We seem communally to have a sense of apathy and indifference toward the dangers that face us as well as the overall plight of mankind these days, which is none too cheery.  Why is that?  I would suggest that in a word, what is lacking is vision. There is no end of hand wringing over details.  People are writing seforim hundreds of pages long not over sugyos like rov and chazakah, but over things like netilas yadayim.  I'm not suggesting this is a bad thing -- all Torah is great -- but it is but a fine, fine brush stroke in the larger paining of yahadus.  The problem is that no one -- and I mean no one -- is presenting a vision of what the larger painting is.  There is no attempt to articulate a broader philosophical framework that can translate into solutions to the many challenges -- economic, intellectual, political -- of modern life.  

There is much more to say on that,  but I'll cut myself short here.  I've been rewriting this various ways for an hour and keep cutting chunks out and I still don't know if I succeeded in doing anything other than ranting.  I apologize for being a little depressing here and ask your mechila as well for all the other posts you may have had complaints about during the year and any comments you didn't like.  May we all be zocheh this Yom Kippur to a gmar chasima tova, may Hashem opens our hearts and minds so we have that broader vision of what Torah is all about, may there be an end to the tzaros facing our communities, and may we merit a geulah sheleima.


  1. Bob Miller9:41 AM

    I think many of us do feel the pain of the klal in these times. We're looking for a way out and don't see a "natural" one as being available. If that focuses us better on teshuvah, tefilah, and tzedakah, we might have the zchus to see a supernatural way out.

  2. chaim b.12:22 PM

    I don't see how you can say a natural way out is not available before exhausting every method of hishtadlus available. L'havdil, if there was a whiff of some incident involving a black, Jesse Jackson would be in front of every news camera crying for justice as if the world was coming to an end. I just don't see the same sense of alarm in our community or the same type response in response to the situation we are in. Where are the sitins, the civil disobedience arrests, the op-eds to the newspapers, the protests -- am I just missing it all?

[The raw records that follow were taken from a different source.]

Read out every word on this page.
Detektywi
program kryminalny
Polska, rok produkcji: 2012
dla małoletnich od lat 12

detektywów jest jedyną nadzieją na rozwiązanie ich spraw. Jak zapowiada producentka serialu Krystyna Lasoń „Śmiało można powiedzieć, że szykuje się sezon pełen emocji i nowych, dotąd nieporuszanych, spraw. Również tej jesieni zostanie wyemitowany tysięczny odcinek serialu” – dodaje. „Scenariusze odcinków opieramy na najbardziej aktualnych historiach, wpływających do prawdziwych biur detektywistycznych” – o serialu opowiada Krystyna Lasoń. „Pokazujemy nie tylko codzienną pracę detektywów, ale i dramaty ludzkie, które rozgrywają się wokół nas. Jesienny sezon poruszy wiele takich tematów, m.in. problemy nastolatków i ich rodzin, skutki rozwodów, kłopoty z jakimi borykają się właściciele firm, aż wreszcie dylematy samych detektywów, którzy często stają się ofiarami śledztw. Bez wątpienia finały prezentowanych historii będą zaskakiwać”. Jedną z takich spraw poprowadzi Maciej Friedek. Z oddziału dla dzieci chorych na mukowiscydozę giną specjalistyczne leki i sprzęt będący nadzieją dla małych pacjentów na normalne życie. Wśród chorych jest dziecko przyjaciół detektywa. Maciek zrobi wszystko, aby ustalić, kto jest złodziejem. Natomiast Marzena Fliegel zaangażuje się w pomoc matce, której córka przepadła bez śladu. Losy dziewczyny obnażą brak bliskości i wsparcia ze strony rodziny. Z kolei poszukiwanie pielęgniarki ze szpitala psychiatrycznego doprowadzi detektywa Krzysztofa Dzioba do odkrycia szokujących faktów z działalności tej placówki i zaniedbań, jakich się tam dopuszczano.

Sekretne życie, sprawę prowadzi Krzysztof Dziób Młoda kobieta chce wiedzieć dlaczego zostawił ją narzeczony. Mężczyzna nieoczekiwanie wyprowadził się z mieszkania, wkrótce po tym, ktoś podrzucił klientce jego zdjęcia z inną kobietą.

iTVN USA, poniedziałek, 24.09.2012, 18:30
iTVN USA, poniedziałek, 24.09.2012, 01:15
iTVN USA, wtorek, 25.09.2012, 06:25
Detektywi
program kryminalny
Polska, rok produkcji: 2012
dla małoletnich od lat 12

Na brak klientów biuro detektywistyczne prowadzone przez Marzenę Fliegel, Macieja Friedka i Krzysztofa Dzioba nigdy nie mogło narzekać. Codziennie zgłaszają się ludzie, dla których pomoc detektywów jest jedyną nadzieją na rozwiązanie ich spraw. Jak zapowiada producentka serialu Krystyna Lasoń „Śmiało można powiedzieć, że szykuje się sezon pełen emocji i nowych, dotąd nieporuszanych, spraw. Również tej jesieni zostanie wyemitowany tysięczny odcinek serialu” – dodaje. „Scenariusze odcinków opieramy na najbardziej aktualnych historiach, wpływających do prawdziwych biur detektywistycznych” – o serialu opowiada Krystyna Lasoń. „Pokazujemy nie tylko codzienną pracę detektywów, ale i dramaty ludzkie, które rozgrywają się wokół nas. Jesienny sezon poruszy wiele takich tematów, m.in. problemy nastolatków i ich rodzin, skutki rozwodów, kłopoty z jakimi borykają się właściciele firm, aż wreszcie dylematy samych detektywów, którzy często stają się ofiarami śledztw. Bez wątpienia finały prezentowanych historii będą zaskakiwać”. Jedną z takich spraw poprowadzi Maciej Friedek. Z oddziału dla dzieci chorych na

  3. I remember reading, some years ago, in a very well read blog, that the author looked back at all the mass tefilla gatherings and found that they made not a whit of difference as far as he could see. I guess you could say "Ah, but in the hidden world...." or, "But you don't know what worse things were prevented...." but that would be like whistling in the dark. What I think is that to daven, you have to be a maamin, and not just a fair weather maamin, and davening means your mind is storming and your heart is burning. I don't know if it matters how loud you daven, or how aerobically you shukle. I do think that the real power of tefilla is the hardest of all to engage, because it requires deep, deep emuna and thought-out hashkafos. davka to the point where volume is a distraction.

  4. Very relevant:

  5. "The problem is that no one -- and I mean no one -- is presenting a vision of what the larger painting is. There is no attempt to articulate a broader philosophical framework that can translate into solutions to the many challenges -- economic, intellectual, political -- of modern life."

    This is something that I have been thinking but unable really to articulate clearly.